O Reino Unido recebeu o último F-35B de seu pedido inicial de 48 aeronaves, completando a primeira fase de sua participação no programa de caça stealth liderado pela Lockheed Martin.
O último jato foi entregue em 27 de março, de acordo com a agência de aquisição Defesa Equipamentos & Suporte (DE&S). Este marco eleva o total de entregas para 48 aeronaves, embora a frota ativa esteja em 47 unidades após a perda de um jato em um acidente em 2021 a bordo do porta-aviões HMS Queen Elizabeth.
Os F-35Bs do Reino Unido são operados em conjunto pela Royal Air Force e pela Royal Navy a partir da base aérea RAF Marham, no leste da Inglaterra, formando a espinha dorsal da capacidade de ataque de porta-aviões do país.
As últimas aeronaves entregues são construídas de acordo com o padrão Technical Refresh 3 (TR-3), que introduz hardware atualizado projetado para habilitar futuras capacidades do Bloco 4. No entanto, o pacote de software associado ainda não foi totalmente liberado para uso em combate, limitando esses jatos a funções de treinamento e não operacionais por enquanto.

A conclusão do primeiro lote ocorre em meio a uma incerteza persistente sobre a próxima fase do programa. O governo do Reino Unido ainda não publicou seu Plano de Investimento em Defesa, um roteiro de gastos e aquisições de 10 anos, há muito adiado, que deve definir futuros pedidos de F-35.
A Grã-Bretanha tem uma necessidade declarada de até 138 F-35s como parceiro de Nível 1 no programa, mas o financiamento e os cronogramas para aeronaves adicionais permanecem indefinidos. O atraso criou desafios de planejamento tanto para as forças armadas quanto para a indústria, sem um contrato firme em vigor para o próximo lote.

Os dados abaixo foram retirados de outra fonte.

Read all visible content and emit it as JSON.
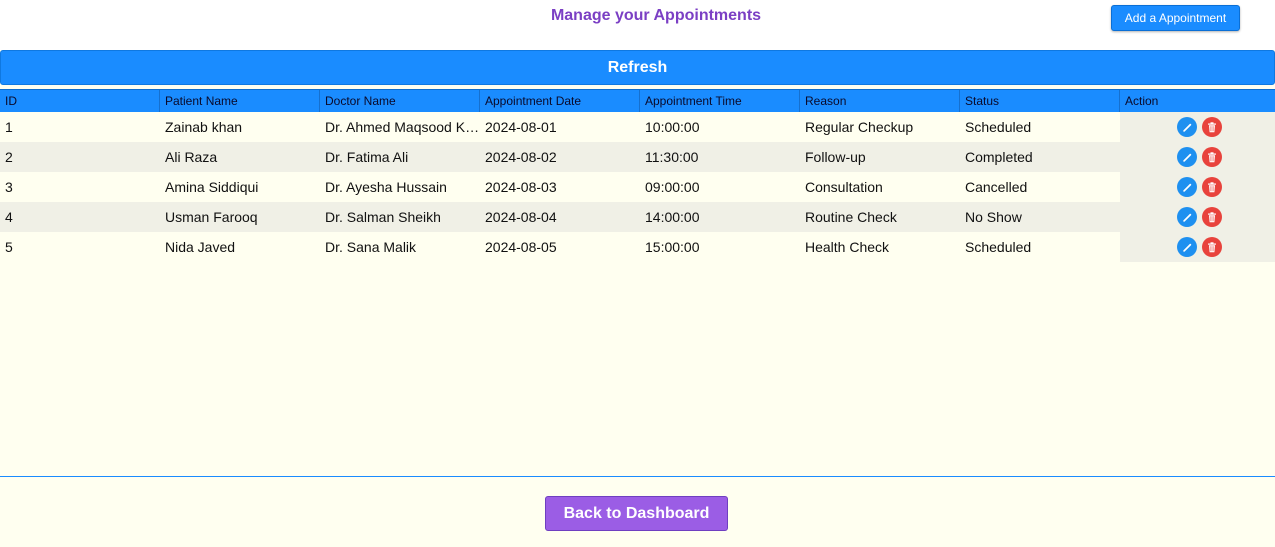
{
  "header": {
    "title": "Manage your Appointments",
    "add_button_label": "Add a Appointment"
  },
  "refresh_label": "Refresh",
  "table": {
    "columns": [
      "ID",
      "Patient Name",
      "Doctor Name",
      "Appointment Date",
      "Appointment Time",
      "Reason",
      "Status",
      "Action"
    ],
    "rows": [
      {
        "id": "1",
        "patient": "Zainab khan",
        "doctor": "Dr. Ahmed Maqsood Khan",
        "date": "2024-08-01",
        "time": "10:00:00",
        "reason": "Regular Checkup",
        "status": "Scheduled"
      },
      {
        "id": "2",
        "patient": "Ali Raza",
        "doctor": "Dr. Fatima Ali",
        "date": "2024-08-02",
        "time": "11:30:00",
        "reason": "Follow-up",
        "status": "Completed"
      },
      {
        "id": "3",
        "patient": "Amina Siddiqui",
        "doctor": "Dr. Ayesha Hussain",
        "date": "2024-08-03",
        "time": "09:00:00",
        "reason": "Consultation",
        "status": "Cancelled"
      },
      {
        "id": "4",
        "patient": "Usman Farooq",
        "doctor": "Dr. Salman Sheikh",
        "date": "2024-08-04",
        "time": "14:00:00",
        "reason": "Routine Check",
        "status": "No Show"
      },
      {
        "id": "5",
        "patient": "Nida Javed",
        "doctor": "Dr. Sana Malik",
        "date": "2024-08-05",
        "time": "15:00:00",
        "reason": "Health Check",
        "status": "Scheduled"
      }
    ],
    "row_actions": [
      "pencil-icon",
      "trash-icon"
    ]
  },
  "footer": {
    "back_button_label": "Back to Dashboard"
  },
  "colors": {
    "accent": "#1a8cff",
    "title": "#7b3fc4",
    "back_button": "#9b5de5",
    "edit": "#1e90f0",
    "delete": "#e8433c",
    "background": "#fffff0"
  }
}
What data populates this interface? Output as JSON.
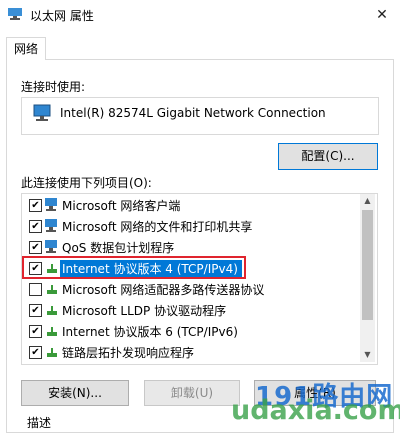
{
  "window": {
    "title": "以太网 属性",
    "close_glyph": "✕"
  },
  "tabs": [
    {
      "label": "网络"
    }
  ],
  "connect": {
    "label": "连接时使用:",
    "adapter": "Intel(R) 82574L Gigabit Network Connection"
  },
  "config_button": "配置(C)...",
  "items_label": "此连接使用下列项目(O):",
  "items": [
    {
      "label": "Microsoft 网络客户端",
      "checked": true,
      "icon": "network-client-icon"
    },
    {
      "label": "Microsoft 网络的文件和打印机共享",
      "checked": true,
      "icon": "network-share-icon"
    },
    {
      "label": "QoS 数据包计划程序",
      "checked": true,
      "icon": "network-service-icon"
    },
    {
      "label": "Internet 协议版本 4 (TCP/IPv4)",
      "checked": true,
      "selected": true,
      "icon": "protocol-icon"
    },
    {
      "label": "Microsoft 网络适配器多路传送器协议",
      "checked": false,
      "icon": "protocol-icon"
    },
    {
      "label": "Microsoft LLDP 协议驱动程序",
      "checked": true,
      "icon": "protocol-icon"
    },
    {
      "label": "Internet 协议版本 6 (TCP/IPv6)",
      "checked": true,
      "icon": "protocol-icon"
    },
    {
      "label": "链路层拓扑发现响应程序",
      "checked": true,
      "icon": "protocol-icon"
    }
  ],
  "buttons": {
    "install": "安装(N)...",
    "uninstall": "卸载(U)",
    "properties": "属性(R)"
  },
  "description_label": "描述",
  "watermark": {
    "cn": "191路由网",
    "en": "udaxia.com"
  },
  "colors": {
    "accent": "#0078d7",
    "highlight_border": "#e0242e"
  }
}
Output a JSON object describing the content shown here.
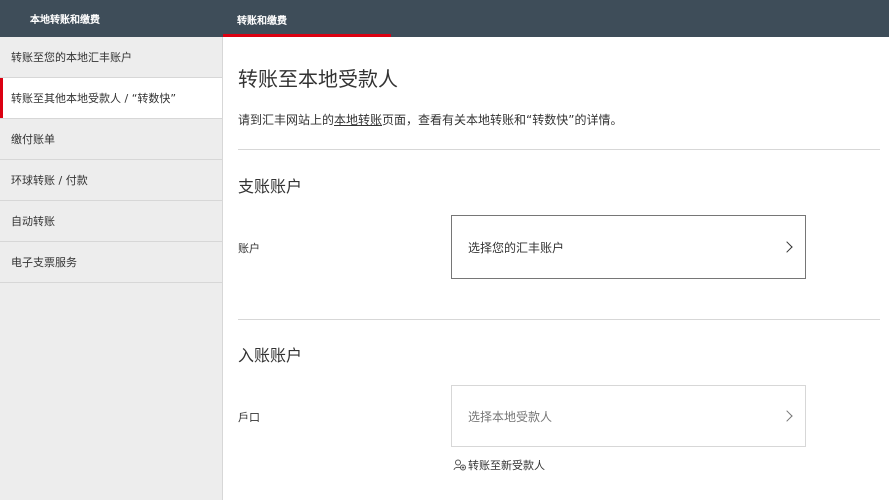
{
  "topbar": {
    "left_title": "本地转账和缴费",
    "tab_label": "转账和缴费"
  },
  "colors": {
    "header_bg": "#3e4d59",
    "accent": "#db0011",
    "sidebar_bg": "#ededed"
  },
  "sidebar": {
    "items": [
      {
        "label": "转账至您的本地汇丰账户"
      },
      {
        "label": "转账至其他本地受款人 / “转数快”"
      },
      {
        "label": "缴付账单"
      },
      {
        "label": "环球转账 / 付款"
      },
      {
        "label": "自动转账"
      },
      {
        "label": "电子支票服务"
      }
    ],
    "active_index": 1
  },
  "main": {
    "title": "转账至本地受款人",
    "intro_before": "请到汇丰网站上的",
    "intro_link": "本地转账",
    "intro_after": "页面，查看有关本地转账和“转数快”的详情。",
    "from_section": {
      "title": "支账账户",
      "field_label": "账户",
      "select_text": "选择您的汇丰账户"
    },
    "to_section": {
      "title": "入账账户",
      "field_label": "戶口",
      "select_text": "选择本地受款人",
      "add_new_label": "转账至新受款人",
      "add_new_icon": "add-user-icon"
    }
  }
}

Uma mudança na composição da frota já está planejada. De acordo com a Revisão de Defesa Estratégica divulgada em junho de 2025, o Reino Unido pretende adquirir 12 variantes F-35A de decolagem e pouso convencionais para a RAF, que serão usados como vetores nucleares dentro da OTAN. Esta decisão reduz o esperado segundo lote de F-35Bs de 27 para 15 aeronaves.

Apesar das incertezas na aquisição, a força F-35 do Reino Unido tem estado ativa operacionalmente. Oito aeronaves do 617º Esquadrão estão atualmente implantadas na RAF Akrotiri, em Chipre, onde realizaram missões defensivas em todo o Oriente Médio após a escalada do conflito envolvendo os Estados Unidos, Israel e Irã.
Essas operações incluíram o primeiro uso em combate dos F-35 britânicos em engajamentos ar-ar, com pilotos da RAF interceptando drones de ataque unidirecionais durante missões na região.
A trajetória de longo prazo do programa dependerá de quando o governo do Reino Unido finalizar sua estratégia de gastos com defesa, que deve determinar quão rapidamente — e em que configuração — a frota se expandirá além de seu tamanho atual.